SDN Separates the Control Plane and data plane so that SDN is Centralized. In The SDN Network, the Controller is the heart of the network, when controller gets a Distributed Denial Services (DDoS) Attack, will disrupt network availability on switch and controller. In Addition, with limited Resources, the training process on Machine Learning must be reduced. Thus, increasing accuracy and reducing Machine Learning time in DDoS detection on SDN becomes important.
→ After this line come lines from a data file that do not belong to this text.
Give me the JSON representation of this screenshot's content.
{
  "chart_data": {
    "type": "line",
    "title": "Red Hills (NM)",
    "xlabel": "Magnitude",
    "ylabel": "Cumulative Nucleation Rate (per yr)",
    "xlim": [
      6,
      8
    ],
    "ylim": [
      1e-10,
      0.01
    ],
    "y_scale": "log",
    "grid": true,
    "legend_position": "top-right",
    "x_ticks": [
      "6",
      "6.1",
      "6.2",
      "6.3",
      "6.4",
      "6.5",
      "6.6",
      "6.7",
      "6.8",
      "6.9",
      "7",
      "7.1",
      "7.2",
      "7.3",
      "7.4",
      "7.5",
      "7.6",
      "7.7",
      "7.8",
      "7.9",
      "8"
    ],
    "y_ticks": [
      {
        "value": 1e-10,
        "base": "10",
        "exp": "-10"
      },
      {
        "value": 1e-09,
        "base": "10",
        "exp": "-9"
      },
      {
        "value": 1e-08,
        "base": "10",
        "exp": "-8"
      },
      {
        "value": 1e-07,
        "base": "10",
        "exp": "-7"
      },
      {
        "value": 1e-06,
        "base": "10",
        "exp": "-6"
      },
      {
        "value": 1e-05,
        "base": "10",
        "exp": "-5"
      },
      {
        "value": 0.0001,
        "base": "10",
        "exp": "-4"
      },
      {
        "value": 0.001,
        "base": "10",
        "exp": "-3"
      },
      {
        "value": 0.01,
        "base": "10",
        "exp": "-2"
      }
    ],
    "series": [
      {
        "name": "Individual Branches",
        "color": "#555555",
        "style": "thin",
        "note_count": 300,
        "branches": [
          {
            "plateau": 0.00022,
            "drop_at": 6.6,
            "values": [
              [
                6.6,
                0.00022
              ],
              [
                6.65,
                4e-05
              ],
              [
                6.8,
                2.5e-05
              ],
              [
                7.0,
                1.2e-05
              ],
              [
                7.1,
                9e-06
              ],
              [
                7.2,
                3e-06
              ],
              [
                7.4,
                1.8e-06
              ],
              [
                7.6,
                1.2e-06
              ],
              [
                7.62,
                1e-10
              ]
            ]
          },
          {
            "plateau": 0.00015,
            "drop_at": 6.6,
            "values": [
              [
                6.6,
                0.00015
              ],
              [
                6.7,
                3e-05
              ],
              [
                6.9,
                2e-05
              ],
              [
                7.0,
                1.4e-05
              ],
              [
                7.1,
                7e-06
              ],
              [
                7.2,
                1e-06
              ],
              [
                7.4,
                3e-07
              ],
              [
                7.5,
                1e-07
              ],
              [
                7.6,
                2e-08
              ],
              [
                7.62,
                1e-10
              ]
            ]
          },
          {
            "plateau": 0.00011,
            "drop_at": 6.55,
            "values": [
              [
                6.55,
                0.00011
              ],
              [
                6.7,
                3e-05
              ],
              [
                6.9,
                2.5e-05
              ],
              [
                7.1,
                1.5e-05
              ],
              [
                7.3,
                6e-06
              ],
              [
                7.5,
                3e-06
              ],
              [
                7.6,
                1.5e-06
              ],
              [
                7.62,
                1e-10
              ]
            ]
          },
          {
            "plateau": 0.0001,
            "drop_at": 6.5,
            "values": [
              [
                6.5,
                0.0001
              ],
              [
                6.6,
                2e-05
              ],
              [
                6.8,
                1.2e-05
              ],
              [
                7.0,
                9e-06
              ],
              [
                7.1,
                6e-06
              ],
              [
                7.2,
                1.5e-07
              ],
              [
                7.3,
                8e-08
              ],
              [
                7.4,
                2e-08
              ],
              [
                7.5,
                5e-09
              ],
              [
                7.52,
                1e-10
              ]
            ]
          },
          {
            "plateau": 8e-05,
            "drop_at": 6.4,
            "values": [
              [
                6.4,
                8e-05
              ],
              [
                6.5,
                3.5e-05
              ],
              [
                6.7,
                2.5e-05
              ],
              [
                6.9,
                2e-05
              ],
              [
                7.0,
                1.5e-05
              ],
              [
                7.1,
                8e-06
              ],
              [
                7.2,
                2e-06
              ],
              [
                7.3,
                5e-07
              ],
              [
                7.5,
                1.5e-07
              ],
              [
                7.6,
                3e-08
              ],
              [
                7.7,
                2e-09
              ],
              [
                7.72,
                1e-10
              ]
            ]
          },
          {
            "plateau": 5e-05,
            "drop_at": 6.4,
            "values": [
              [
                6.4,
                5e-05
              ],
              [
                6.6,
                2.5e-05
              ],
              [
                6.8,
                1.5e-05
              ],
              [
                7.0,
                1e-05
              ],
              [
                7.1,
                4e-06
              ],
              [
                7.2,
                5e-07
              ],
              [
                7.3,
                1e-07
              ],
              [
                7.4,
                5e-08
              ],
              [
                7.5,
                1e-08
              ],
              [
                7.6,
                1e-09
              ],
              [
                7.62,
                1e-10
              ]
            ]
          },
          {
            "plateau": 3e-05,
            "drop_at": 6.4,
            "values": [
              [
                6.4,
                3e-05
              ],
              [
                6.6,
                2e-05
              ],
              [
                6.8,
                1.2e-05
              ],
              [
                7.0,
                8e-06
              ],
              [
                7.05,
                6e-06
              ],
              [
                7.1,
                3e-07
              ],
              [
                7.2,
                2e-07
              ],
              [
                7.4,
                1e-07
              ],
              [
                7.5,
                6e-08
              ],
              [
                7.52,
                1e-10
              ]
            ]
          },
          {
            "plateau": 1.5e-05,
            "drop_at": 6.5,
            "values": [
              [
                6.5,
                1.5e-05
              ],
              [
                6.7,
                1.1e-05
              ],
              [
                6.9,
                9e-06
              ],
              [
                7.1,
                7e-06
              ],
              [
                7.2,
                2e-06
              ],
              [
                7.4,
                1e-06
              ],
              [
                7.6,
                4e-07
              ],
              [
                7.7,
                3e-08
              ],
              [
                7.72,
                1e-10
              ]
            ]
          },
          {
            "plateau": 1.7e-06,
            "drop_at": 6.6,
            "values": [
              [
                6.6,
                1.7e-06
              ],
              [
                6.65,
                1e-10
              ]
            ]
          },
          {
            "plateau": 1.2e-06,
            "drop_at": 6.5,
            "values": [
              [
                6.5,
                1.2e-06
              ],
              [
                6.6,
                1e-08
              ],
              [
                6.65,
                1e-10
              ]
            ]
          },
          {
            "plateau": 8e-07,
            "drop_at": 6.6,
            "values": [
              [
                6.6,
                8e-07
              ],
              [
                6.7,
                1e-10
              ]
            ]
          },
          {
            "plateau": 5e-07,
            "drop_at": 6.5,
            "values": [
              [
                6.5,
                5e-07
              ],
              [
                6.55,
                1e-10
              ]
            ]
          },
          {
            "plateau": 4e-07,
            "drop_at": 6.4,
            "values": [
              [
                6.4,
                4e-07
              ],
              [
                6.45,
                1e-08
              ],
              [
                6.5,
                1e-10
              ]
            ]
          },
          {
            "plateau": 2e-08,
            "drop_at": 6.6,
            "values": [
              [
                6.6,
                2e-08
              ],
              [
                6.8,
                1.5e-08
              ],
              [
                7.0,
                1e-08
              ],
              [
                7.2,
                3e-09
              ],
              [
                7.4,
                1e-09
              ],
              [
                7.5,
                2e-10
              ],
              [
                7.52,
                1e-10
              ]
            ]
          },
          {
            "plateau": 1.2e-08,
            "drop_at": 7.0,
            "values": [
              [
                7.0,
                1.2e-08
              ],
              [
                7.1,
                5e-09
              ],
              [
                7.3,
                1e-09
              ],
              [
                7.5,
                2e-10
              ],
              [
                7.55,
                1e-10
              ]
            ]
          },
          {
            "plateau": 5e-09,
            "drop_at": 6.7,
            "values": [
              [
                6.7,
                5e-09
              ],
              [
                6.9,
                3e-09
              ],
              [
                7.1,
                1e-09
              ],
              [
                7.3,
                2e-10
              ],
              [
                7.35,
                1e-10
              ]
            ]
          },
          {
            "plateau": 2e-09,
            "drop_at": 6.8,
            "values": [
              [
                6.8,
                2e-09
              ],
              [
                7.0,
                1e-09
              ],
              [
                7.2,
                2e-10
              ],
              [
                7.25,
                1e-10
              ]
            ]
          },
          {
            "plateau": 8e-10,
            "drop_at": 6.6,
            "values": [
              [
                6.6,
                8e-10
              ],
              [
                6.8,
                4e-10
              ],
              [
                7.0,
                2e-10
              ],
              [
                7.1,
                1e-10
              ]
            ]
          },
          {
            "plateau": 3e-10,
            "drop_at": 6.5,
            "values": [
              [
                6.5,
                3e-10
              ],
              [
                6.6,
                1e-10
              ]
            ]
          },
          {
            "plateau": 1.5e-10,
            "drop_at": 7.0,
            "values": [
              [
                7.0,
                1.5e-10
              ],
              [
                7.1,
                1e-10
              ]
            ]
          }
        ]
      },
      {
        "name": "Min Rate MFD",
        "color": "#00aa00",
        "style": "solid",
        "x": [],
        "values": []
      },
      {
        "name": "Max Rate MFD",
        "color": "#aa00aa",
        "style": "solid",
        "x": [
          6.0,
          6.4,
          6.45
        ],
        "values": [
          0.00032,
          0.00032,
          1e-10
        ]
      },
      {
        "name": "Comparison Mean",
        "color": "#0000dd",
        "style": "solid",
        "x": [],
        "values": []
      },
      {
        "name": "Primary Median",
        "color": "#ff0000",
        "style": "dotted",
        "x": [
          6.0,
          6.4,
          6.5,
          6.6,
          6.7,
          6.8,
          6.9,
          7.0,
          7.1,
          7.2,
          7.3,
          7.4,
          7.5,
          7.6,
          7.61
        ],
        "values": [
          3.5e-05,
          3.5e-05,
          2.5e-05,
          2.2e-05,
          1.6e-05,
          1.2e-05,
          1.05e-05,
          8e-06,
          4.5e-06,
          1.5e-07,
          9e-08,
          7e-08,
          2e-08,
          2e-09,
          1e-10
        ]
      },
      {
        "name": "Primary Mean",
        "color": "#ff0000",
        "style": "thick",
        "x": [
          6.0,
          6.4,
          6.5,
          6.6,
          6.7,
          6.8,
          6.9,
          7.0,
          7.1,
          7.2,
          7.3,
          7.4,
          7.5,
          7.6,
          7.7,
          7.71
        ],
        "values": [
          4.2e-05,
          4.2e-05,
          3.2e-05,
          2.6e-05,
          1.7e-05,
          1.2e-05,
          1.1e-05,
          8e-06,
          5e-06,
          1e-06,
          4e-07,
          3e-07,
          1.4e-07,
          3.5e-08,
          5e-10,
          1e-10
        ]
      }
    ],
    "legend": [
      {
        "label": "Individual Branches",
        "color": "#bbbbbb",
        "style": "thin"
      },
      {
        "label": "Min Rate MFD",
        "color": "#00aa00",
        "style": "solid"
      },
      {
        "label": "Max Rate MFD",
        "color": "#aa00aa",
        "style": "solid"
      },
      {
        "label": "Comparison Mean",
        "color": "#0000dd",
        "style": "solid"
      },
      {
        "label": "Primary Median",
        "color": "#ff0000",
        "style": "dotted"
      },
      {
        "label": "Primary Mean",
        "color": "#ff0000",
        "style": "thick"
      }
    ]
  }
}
To improve accuracy and reduce training time on DDoS attacks in SDN networks, we propose DDoS detection using a Machine Learning with Ensemble K-Means++ and Random Forest algorithms. In the experimental stage, we used InSDN as a Dataset. This research consists of two stages, the first stage is feature selection and then instance reduction using K-means++ and classification using Random Forest. The second stage is the detection test model method on the SDN network using the mininet emulator as a network environment in the process of capturing normal and attacks data then using data from IoTID20.
The Research using Ensemble K-means++ and Random Forest methods can reduce training time and increase the accuracy of the test model classification in detecting DDoS on SDN networks using normal and attack data from new generated test data on SDN and from IoTID20. The algorithms get an average training time of 2.4 seconds and can detect normal and attack traffic using new generated attacks and normal data by 81.1% and getting 64.3% accuracy using the normal and Mirai attack from (IoTID20).